Davide Torelli | Direttore Generale Icopal >> Italia e Aismt >> | Guarda il video >>

«Aismt è nata nel 2008 ed è composta da 5 soci che sono tra i maggiori produttori del mercato della sottocopertura, che hanno unito le loro conoscenze e le loro tecnologie con un unico obiettivo: regolamentare un mercato senza regole e comunicare questa regolamentazione a tutta la filiera edile.

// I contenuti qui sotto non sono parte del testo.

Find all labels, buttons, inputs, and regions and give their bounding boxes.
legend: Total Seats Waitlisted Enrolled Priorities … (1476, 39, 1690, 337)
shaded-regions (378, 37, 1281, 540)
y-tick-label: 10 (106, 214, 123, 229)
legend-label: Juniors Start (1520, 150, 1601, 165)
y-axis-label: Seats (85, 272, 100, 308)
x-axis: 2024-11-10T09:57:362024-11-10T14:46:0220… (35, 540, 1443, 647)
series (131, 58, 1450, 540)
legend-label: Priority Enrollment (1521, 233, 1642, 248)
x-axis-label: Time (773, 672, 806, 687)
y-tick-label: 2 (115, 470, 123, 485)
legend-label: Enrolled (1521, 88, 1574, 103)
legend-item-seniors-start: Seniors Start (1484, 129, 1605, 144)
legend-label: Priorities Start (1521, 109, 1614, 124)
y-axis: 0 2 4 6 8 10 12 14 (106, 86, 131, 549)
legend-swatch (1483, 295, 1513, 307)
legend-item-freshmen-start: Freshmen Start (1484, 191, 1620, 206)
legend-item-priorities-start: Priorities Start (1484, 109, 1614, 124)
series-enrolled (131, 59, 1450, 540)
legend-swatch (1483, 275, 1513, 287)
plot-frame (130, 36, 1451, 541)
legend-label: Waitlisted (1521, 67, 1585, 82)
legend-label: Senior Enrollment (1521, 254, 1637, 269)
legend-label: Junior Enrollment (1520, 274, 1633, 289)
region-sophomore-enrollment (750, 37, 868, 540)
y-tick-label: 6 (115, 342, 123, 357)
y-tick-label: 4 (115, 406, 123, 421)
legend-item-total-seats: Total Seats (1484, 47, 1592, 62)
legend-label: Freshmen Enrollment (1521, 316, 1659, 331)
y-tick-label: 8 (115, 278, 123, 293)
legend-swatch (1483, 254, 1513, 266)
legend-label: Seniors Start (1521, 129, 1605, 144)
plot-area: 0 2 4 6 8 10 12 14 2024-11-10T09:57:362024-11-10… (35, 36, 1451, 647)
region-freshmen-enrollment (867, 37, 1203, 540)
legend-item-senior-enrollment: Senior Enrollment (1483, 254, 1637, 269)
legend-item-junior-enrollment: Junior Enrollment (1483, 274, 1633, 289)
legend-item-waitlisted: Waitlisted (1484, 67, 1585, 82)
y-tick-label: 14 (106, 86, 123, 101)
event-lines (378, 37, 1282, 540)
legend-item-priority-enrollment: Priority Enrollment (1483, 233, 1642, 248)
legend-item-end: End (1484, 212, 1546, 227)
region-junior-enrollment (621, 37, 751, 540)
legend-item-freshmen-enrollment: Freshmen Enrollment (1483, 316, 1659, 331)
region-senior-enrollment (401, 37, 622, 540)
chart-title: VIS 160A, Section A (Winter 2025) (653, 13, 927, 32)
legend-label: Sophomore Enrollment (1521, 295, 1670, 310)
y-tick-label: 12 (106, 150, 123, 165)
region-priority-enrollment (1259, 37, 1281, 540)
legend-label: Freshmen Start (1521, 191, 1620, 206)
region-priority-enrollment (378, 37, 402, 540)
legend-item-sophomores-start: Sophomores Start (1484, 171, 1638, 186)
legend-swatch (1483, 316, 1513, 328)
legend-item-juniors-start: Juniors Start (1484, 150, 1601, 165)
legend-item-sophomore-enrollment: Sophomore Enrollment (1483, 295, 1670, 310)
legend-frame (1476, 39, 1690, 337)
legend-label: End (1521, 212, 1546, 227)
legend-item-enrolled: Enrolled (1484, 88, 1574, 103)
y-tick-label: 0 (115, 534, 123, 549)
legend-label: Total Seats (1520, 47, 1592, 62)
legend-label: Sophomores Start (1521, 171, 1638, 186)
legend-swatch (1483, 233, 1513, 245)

Davide Torelli | Direttore Generale Icopal Italia e Aismt

Davide Torelli | Direttore Generale Icopal Italia e Aismt

I cinque soci sono Icopal Italia, Doerken Italia, Kloeber, Monier e Riwega che coprono la maggior parte del mercato italiano della sottocopertura. Proponiamo prodotti che costano molto poco, ma che contengono una grande tecnologia con caratteristiche d’impermeabilizzazione, del controllo del passaggio del vapore acqueo dall’interno verso l’esterno dell’abitazione, della traspirabilità di tutto il pacchetto di copertura.
Abbiamo lavorato alla regolamentazione del settore che non esisteva in Italia, ma lo era in diversi paesi europei. Fino al 2013 ogni progettista era libero d’inserire in progetto tutti i prodotti marcati CE come meglio credeva opportuno. Questo poteva portare alla creazione di problemi su tutto il pacchetto di copertura. I nostri prodotti sono molto importanti per garantire salubrità per il loro apporto alla traspirabilità sia della copertura sia delle pareti».

 

Alessandro Lavelli | Responsabile Area Tecnica Doerken Italia e Aismt | Guarda il video >>

«Mi occupo di consulenza e di formazione tecnica e sono membro attivo della commissione scientifica di Aismt. Entrando nello specifico dell’applicazione degli schermi e delle membrane traspiranti, dico subito che una possibile cura alla sindrome da edificio malato può venire attraverso l’applicazione di membrane e schermi traspiranti.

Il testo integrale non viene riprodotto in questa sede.